Benign rolandic epilepsy is a type of epilepsy named after the specific part of the brain called the rolandic area. The rolandic area is in charge of movement of the facial muscles. This is a childhood epilepsy also known under the name benign childhood epilepsy with centrotemporal spikes. The name is connected with specific patterns recorded on the child's EEG exam that allow easier setting of the diagnosis.
Benign rolandic epilepsy is considered to be a relatively benign condition. The child eventually outgrows the illness but while the attacks last the affected child usually suffers from learning difficulties as well as behavioral problems. The condition affects children between the ages of 3 and 13 and accounts for approximately one third of all epilepsy cases in children.
Benign Rolandic Epilepsy - Causes
The condition is classified as idiopathic, meaning that the actual cause is still unknown. Children affected by this type of epilepsy have normal intellectual and neurological development and the condition does not cause any sequealae. Benign rolandic epilepsy may be associated with family occurrence of epilepsy. Namely, it is estimated that around 18% of all patients actually have someone in the family suffering from seizures.

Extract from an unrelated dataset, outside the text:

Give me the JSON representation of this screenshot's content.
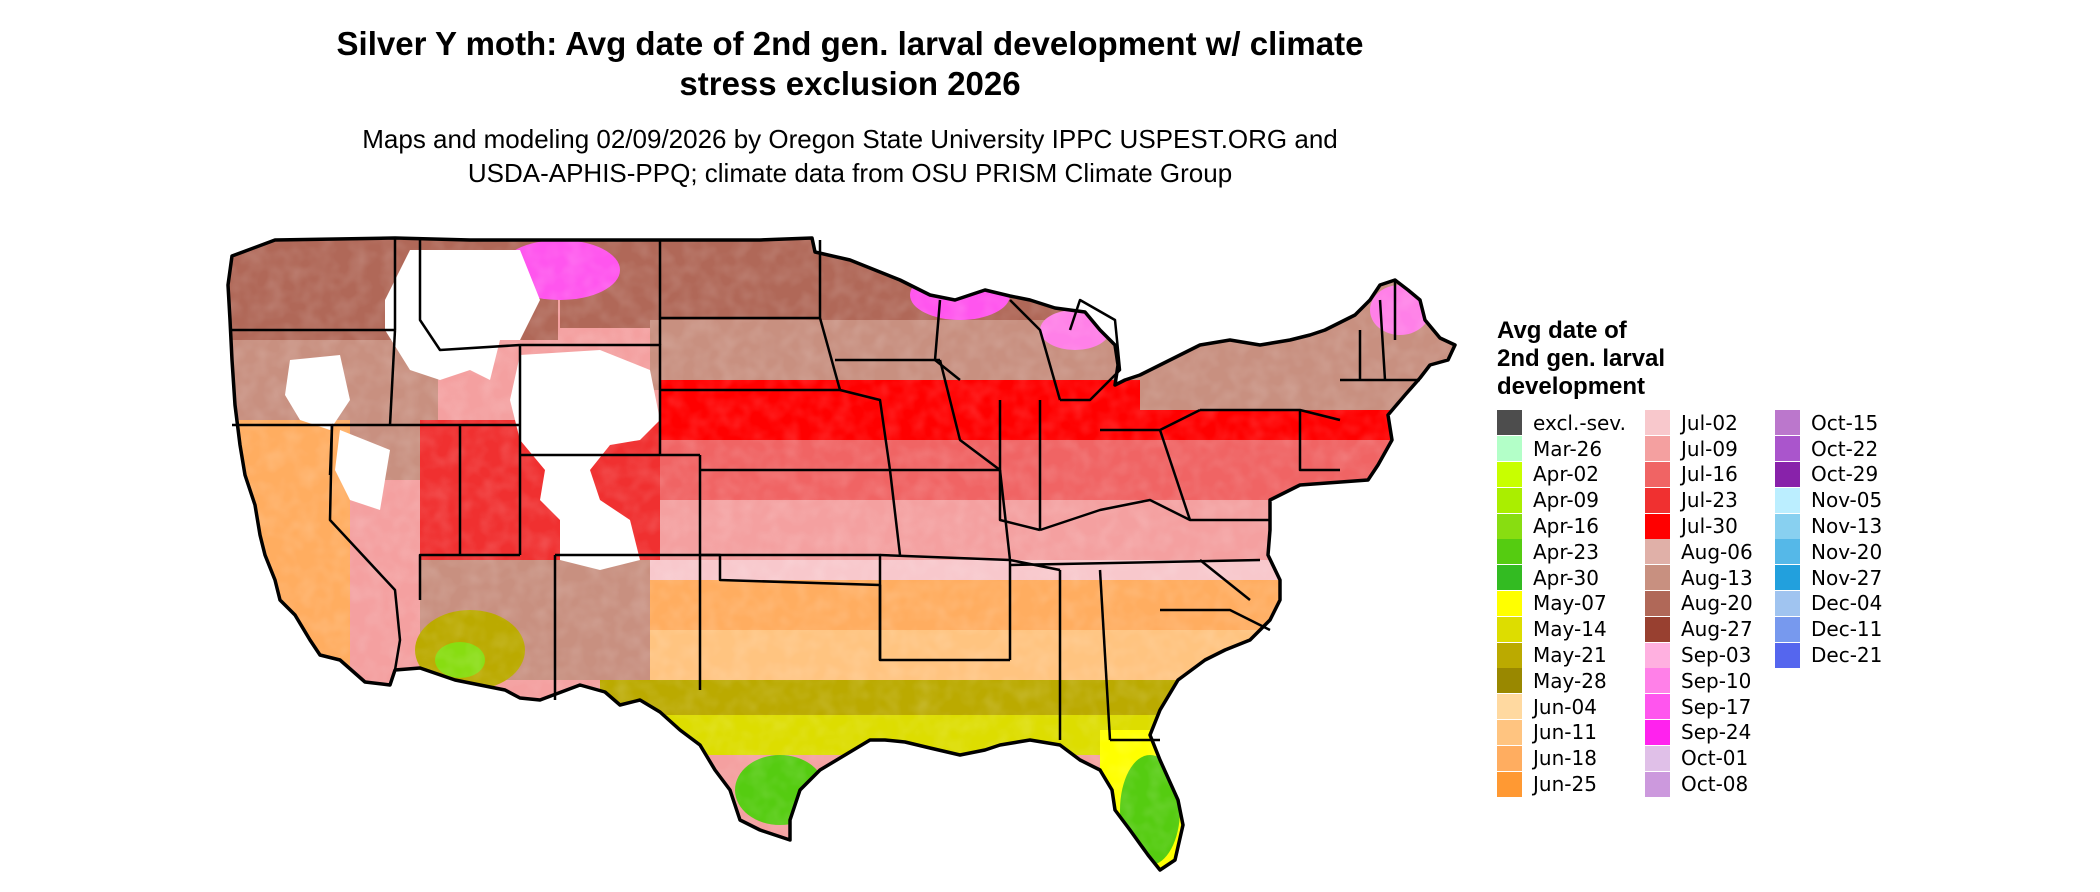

Benign Rolandic Epilepsy - Clinical Characteristics
This type of epilepsy leads to simple, partial seizures that affect the face and the tongue. The seizures are basically brief and do not occur very often. They generally develop at night during sleep. The very attack features with drooling, facial twitches and numbness or tingling sensation if the face or the tongue. The child may make grunting/gurgling sounds and temporarily lose the ability to speak. During the attack only one side of the face is affected and the child remains conscious (there is no loss of consciousness). In rare cases simple, partial seizures may further progress into generalized tonic-clonic seizures when apart from the face and tongue other parts of the body start to twitch. Generalized attack leads to loss of consciousness and stiffening of the muscles as well as jerky movements of the limbs. Some children suffering from this type of epilepsy may have behavioral problems or learning difficulties but once the condition is outgrown such problems withdraw.Benign Rolandic Epilepsy - Prognosis
Seizures in majority of children cease by adolescence. Since the attacks generally occur during the night the condition may even stay undiagnosed hence these patients are not even treated. In others in whom the condition has been confirmed the disease is treated with antiepileptic medications.